I am using the database from Kaggle called 'Home Loan Approval'. It's URL is https://www.kaggle.com/datasets/rishikeshkonapure/home-loan-approval.
Sample:
Loan_ID,Gender,Married,Dependents,Education,Self_Employed,ApplicantIncome,CoapplicantIncome,LoanAmount,Loan_Amount_Term,Credit_History,Property_Area
LP001015,Male,Yes,0,Graduate,No,5720,0,110,360,1,Urban
LP001022,Male,Yes,1,Graduate,No,3076,1500,126,360,1,Urban
LP001031,Male,Yes,2,Graduate,No,5000,1800,208,360,1,Urban
LP001035,Male,Yes,2,Graduate,No,2340,2546,100,360,,Urban
LP001051,Male,No,0,Not Graduate,No,3276,0,78,360,1,Urban
LP001054,Male,Yes,0,Not Graduate,Yes,2165,3422,152,360,1,Urban
LP001055,Female,No,1,Not Graduate,No,2226,0,59,360,1,Semiurban
LP001056,Male,Yes,2,Not Graduate,No,3881,0,147,360,0,Rural
LP001059,Male,Yes,2,Graduate,,13633,0,280,240,1,Urban
LP001067,Male,No,0,Not Graduate,No,2400,2400,123,360,1,Semiurban
LP001078,Male,No,0,Not Graduate,No,3091,0,90,360,1,Urban
LP001082,Male,Yes,1,Graduate,,2185,1516,162,360,1,Semiurban
LP001083,Male,No,3+,Graduate,No,4166,0,40,180,,Urban
LP001094,Male,Yes,2,Graduate,,12173,0,166,360,0,Semiurban
LP001096,Female,No,0,Graduate,No,4666,0,124,360,1,Semiurban
LP001099,Male,No,1,Graduate,No,5667,0,131,360,1,Urban
I use the following code in Pandas to create a nested table with 'Gender' and 'Married' in rows and 'Property_Area' and 'Self_Employed' in columns
(
pd.read_csv('loan_sanction_test.csv')
.groupby(['Gender', 'Married', 'Property_Area', 'Self_Employed'])['LoanAmount'].sum()
.unstack([2,3])
)
Property_Area Rural Semiurban Urban
Self_Employed No Yes No Yes No Yes
Gender Married
Female No 1062.0 389.0 1511.0 295.0 1716.0 NaN
Yes 596.0 NaN 1195.0 NaN 1610.0 NaN
Male No 2398.0 534.0 3110.0 125.0 3219.0 232.0
Yes 7178.0 1692.0 6455.0 1073.0 9216.0 1011.0
In Polars, we don't have multi-indexes like Pandas.
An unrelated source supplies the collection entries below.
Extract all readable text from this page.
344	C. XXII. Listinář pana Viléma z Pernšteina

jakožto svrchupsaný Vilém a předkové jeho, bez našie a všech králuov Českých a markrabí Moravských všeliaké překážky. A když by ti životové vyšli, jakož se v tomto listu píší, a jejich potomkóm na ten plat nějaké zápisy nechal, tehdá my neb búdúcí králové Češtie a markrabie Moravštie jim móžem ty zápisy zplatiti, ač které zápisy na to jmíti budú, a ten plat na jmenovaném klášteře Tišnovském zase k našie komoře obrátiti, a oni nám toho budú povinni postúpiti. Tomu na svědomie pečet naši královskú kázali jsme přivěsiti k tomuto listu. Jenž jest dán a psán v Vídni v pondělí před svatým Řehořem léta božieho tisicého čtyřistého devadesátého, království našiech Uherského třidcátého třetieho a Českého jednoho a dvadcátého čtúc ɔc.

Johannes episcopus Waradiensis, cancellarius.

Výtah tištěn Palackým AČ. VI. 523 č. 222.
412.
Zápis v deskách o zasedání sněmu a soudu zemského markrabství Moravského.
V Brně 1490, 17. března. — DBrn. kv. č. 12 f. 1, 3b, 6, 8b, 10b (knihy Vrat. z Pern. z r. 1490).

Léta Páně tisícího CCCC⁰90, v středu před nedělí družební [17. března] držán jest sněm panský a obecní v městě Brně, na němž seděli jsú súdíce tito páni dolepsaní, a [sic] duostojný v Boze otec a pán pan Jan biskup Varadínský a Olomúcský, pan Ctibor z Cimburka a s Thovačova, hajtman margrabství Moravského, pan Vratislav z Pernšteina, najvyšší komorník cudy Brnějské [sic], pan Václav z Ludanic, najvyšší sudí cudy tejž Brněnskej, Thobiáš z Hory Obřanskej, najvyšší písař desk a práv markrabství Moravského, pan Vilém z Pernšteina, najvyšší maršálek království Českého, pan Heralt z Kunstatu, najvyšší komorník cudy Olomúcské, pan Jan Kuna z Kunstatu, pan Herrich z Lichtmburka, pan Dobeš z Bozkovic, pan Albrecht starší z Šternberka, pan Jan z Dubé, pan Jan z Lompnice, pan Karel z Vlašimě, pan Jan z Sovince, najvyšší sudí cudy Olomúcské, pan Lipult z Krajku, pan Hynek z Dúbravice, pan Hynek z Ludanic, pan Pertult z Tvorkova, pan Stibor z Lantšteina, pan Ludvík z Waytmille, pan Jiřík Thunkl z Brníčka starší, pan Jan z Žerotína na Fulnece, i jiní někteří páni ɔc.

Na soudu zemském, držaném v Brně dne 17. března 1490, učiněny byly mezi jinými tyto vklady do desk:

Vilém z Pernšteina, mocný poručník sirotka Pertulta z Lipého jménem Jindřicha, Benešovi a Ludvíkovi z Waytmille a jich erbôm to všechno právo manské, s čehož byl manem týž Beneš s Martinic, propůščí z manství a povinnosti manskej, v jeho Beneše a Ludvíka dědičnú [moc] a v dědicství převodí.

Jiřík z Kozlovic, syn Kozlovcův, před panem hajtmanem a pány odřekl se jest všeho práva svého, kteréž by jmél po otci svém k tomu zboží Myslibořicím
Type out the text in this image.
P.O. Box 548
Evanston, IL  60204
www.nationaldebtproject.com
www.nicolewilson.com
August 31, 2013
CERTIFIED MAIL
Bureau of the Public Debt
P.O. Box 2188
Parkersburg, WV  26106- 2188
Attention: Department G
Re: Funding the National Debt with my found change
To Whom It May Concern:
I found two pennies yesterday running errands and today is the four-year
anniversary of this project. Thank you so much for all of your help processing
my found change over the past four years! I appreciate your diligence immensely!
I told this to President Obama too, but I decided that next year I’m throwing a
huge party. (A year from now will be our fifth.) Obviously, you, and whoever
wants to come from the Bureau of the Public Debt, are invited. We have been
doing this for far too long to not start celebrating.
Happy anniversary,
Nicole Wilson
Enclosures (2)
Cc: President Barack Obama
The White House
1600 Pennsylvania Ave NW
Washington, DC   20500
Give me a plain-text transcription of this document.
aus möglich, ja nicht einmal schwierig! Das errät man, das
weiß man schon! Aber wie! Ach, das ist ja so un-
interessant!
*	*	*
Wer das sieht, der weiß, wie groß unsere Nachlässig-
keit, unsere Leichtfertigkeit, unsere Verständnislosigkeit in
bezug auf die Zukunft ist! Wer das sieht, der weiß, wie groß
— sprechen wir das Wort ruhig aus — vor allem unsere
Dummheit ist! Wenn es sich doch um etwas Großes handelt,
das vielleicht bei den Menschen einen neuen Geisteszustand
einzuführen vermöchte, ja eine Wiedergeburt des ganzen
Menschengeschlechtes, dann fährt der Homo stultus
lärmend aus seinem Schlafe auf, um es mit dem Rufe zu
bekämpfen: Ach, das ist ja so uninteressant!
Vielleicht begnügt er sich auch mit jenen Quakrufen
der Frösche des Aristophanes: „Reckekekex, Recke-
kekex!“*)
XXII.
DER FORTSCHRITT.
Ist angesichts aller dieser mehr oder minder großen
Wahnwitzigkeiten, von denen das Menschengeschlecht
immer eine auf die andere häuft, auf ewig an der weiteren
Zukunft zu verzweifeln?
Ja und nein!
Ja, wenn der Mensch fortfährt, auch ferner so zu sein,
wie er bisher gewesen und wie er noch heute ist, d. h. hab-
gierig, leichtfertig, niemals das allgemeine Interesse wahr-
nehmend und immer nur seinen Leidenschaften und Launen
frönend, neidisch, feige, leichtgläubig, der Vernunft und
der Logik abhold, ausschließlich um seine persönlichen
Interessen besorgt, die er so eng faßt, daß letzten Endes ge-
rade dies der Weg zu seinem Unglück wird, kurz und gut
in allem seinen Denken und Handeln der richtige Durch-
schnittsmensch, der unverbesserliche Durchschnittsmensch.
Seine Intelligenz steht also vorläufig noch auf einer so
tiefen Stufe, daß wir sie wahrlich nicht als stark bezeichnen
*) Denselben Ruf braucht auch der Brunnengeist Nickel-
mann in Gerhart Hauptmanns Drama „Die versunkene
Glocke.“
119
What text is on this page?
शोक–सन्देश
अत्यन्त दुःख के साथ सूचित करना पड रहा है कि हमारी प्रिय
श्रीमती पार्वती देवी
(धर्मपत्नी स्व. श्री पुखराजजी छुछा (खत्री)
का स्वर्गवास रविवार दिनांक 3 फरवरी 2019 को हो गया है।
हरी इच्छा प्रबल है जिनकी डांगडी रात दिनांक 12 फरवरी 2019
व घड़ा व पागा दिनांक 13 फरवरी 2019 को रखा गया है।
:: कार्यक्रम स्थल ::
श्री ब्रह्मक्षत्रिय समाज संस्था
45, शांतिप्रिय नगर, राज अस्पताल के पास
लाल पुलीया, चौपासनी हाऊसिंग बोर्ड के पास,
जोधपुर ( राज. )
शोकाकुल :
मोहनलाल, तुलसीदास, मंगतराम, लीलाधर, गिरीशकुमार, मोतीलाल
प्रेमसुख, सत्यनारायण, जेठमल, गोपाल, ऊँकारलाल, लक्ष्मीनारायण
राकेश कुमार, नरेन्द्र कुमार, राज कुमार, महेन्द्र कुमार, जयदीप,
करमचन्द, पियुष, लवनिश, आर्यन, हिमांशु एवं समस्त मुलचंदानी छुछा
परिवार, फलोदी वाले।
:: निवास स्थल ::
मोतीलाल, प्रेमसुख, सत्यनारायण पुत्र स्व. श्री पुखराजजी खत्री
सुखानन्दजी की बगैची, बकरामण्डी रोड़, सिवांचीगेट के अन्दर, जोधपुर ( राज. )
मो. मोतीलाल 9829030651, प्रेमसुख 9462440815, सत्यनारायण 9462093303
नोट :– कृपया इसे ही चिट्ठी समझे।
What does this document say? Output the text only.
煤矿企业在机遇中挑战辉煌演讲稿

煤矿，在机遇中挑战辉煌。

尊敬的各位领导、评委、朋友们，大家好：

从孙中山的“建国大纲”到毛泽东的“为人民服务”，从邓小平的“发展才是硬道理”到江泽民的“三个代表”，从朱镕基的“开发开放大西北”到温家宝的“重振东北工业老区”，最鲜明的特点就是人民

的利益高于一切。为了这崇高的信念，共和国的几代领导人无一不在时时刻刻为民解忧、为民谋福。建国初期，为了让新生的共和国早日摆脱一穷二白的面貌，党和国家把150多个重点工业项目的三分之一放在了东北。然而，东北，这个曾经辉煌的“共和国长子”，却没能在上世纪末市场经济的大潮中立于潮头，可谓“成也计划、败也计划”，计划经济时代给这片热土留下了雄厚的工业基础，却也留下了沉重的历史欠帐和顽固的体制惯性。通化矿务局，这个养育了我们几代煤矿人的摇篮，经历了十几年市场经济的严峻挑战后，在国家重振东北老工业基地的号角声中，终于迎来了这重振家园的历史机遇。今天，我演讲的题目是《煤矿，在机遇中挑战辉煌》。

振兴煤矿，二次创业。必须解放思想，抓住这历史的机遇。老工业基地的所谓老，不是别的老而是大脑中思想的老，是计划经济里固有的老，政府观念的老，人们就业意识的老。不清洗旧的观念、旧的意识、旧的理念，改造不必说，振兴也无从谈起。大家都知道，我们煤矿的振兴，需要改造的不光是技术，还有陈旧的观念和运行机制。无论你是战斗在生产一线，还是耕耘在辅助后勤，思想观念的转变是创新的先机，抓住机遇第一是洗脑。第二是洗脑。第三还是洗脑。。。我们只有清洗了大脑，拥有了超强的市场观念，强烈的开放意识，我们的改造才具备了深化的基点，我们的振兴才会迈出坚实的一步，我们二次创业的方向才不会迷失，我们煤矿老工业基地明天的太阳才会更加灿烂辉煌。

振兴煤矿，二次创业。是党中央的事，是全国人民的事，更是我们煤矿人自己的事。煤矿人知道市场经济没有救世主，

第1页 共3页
Polars pivot
function only pivots to a single level. For e.g. if I use ['Property_Area' and 'Self_Employed'] in columns, pivot will reproduce these variables one after another and not nest them. Here's the code which illustrates this (using Polars version 0.16):
(
pl.read_csv('loan_sanction_test.csv')
.group_by('Gender', 'Married', 'Property_Area', 'Self_Employed').agg(pl.col('LoanAmount').sum())
.pivot(on=['Property_Area', 'Self_Employed'], index=['Gender', 'Married'], values='LoanAmount')
)
We frequently use three level deep nesting in rows as well as columns. Is there a way to generate nested tables in Polars
like Pandas
example above?
One thing you can try when nesting columns is concat_str
. For example: (My firewall blocks Kaggle downloads so I've simulated data.)
(
df
.sort('Property_Area', 'Self_Employed')
.with_columns(
pl.concat_str('Property_Area', 'Self_Employed', separator="|").alias('PA_SE')
)
.pivot(
on=["PA_SE"],
index=["Gender", "Married"],
values="LoanAmount",
aggregate_function=pl.len()
)
)
shape: (4, 8)
+--------+---------+----------+-----------+--------------+---------------+----------+-----------+
| Gender | Married | Rural|No | Rural|Yes | Semiurban|No | Semiurban|Yes | Urban|No | Urban|Yes |
| --- | --- | --- | --- | --- | --- | --- | --- |
| str | str | u32 | u32 | u32 | u32 | u32 | u32 |
+===============================================================================================+
| Female | No | 38 | 35 | 54 | 37 | 40 | 41 |
| Female | Yes | 46 | 45 | 38 | 45 | 45 | 38 |
| Male | Yes | 40 | 39 | 47 | 44 | 39 | 40 |
| Male | No | 34 | 48 | 44 | 48 | 45 | 30 |
+--------+---------+----------+-----------+--------------+---------------+----------+-----------+
It's not as slick as Pandas, but it does get you to an answer.